Occasionally a “complimentary” lawn analysis would be left on our door by a local lawn care company. If they made the mistake of following up with a call, I good-naturedly berated them for listing so few plants, and then proceeded to tell them all of the species they missed. Soon they would be laughing and I had made my point: I was not a potential customer.
What is a weed, anyway? Basically, it’s a plant that’s out of place. Many, like dandelions, hitchhiked from Eurasia. Most people would consider dandelion a weed, but if they aren’t useful, why are they made into wine or used in salad? It’s curious how the whole concept of what does and does not belong in a lawn changed with the invention of herbicides and the desire to make money from them.
Agricultural weeds are a different story. In abundance, they can reduce crop yield. They gum up machinery. And some are just plain noxious, poisonous to people and cattle, or so invasive that they outcompete everything else. There’s even a USDA website for them.
One of the chief candidates for the “weeds” (KJV “tares”) in this week’s Gospel is such a plant, the black darnel or ryegrass (Lolium temulentum to a botanist). It isn’t true rye (that’s Secale cereale) but a lookalike to both wheat and rye, at least when it’s young. It can also be home to a fungus that, when present, makes darnel toxic. Not something you’d want in your wheat field.

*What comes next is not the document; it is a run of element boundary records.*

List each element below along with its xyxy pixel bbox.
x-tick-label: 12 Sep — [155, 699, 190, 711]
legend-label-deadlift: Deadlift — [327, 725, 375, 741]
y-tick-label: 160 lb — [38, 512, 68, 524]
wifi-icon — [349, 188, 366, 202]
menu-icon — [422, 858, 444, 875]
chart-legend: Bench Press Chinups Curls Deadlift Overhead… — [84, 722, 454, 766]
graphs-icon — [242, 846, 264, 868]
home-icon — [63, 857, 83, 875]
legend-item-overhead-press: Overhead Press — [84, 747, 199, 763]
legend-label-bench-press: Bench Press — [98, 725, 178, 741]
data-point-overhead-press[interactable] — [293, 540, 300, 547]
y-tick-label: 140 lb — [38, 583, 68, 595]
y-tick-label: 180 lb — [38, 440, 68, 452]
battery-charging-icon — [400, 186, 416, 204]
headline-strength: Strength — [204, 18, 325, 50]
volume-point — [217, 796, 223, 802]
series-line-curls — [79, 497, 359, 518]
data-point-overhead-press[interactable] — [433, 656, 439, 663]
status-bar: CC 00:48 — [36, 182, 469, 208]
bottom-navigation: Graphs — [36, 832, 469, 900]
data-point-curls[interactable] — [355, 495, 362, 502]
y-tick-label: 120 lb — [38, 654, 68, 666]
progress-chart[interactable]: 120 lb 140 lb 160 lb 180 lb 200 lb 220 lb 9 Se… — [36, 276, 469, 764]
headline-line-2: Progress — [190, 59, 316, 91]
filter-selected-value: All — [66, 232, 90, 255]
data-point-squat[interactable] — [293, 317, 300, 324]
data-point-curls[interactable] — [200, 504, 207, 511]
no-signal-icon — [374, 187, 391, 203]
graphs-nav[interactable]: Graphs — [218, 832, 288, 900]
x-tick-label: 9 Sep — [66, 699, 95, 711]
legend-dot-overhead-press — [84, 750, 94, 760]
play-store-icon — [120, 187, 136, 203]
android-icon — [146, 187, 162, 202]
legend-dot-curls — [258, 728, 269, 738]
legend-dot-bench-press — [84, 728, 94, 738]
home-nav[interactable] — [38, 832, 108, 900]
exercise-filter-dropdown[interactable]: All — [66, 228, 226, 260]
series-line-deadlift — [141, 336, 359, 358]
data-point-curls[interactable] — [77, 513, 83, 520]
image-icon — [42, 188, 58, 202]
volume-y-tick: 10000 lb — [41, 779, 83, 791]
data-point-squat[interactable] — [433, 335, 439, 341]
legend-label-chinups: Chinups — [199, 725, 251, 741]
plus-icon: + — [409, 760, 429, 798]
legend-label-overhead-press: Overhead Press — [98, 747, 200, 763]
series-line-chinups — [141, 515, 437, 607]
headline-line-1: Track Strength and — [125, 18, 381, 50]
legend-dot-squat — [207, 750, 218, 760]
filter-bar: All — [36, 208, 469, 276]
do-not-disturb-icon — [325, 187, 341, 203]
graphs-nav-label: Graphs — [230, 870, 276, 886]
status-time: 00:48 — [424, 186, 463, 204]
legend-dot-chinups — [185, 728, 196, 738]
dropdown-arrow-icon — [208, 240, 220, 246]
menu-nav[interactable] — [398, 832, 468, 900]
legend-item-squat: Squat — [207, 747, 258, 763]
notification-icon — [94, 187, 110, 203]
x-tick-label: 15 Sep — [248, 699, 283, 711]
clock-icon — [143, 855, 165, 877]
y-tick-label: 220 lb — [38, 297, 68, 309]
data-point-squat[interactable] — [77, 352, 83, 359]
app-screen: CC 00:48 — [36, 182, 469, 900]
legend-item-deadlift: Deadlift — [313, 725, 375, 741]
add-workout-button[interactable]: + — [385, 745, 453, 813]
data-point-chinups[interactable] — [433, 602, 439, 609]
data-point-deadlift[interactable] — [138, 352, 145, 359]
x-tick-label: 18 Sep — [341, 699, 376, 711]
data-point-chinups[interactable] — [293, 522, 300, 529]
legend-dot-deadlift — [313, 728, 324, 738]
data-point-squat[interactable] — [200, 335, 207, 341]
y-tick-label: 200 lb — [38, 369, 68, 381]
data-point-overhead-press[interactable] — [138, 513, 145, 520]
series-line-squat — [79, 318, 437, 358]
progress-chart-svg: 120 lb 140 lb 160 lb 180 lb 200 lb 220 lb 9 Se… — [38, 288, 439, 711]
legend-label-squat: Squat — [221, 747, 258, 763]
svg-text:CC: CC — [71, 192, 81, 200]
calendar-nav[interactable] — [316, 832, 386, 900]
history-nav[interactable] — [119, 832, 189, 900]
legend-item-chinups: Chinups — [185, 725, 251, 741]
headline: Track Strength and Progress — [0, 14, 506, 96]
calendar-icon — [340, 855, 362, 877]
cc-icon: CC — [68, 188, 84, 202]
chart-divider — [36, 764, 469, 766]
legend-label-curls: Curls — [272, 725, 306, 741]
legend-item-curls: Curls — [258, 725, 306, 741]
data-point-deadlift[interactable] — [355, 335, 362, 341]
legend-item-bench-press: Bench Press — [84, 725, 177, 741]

So when the biblical farmer’s servants noticed darnel coming up with the wheat, he knew something was amiss. He must have had a nasty neighbor, whom he immediately suspected of skulking about at night with some bad seed. Rather than risk disturbing the wheat, the farmer opted to wait until the harvest and then separate the desirable crop from the weeds.
Matthew provides an interpretation of this parable. The interpretation sounds like Matthew, but the story does not, so there’s a possibility that the parable existed before its explanation. There are some characteristic images picked up by the interpretation: God as the sower, God’s people as the good seed, Satan as the enemy. Yet the story clearly states that evil’s immediate removal is not desirable. Rather, the outcome is what matters. The desire is to harvest good fruit, just as we saw in last week’s parable of the sower.
That’s an important message in a time when so many are anxious to define who is good and uproot those considered evil. The existence of evil cannot be denied or ignored. Yet that is not the primary focus of the parable. Growth and fruitfulness are. True, growth can be hindered by evil, but the Spirit cannot be stopped. Faithful growth will bear fruit.
We don’t have many weeds in our lawn any more, as our new house has fewer trees shading a healthier lawn. I no longer need the lawn as a teaching tool, either. Yet I still have a fondness for plants whose names I know, about whom I can tell stories of their journey to this continent. I’m still willing to let some weeds grow where they are not wanted. And now I have a parable from Jesus to back me up for doing so. I can leave them alone until harvest time.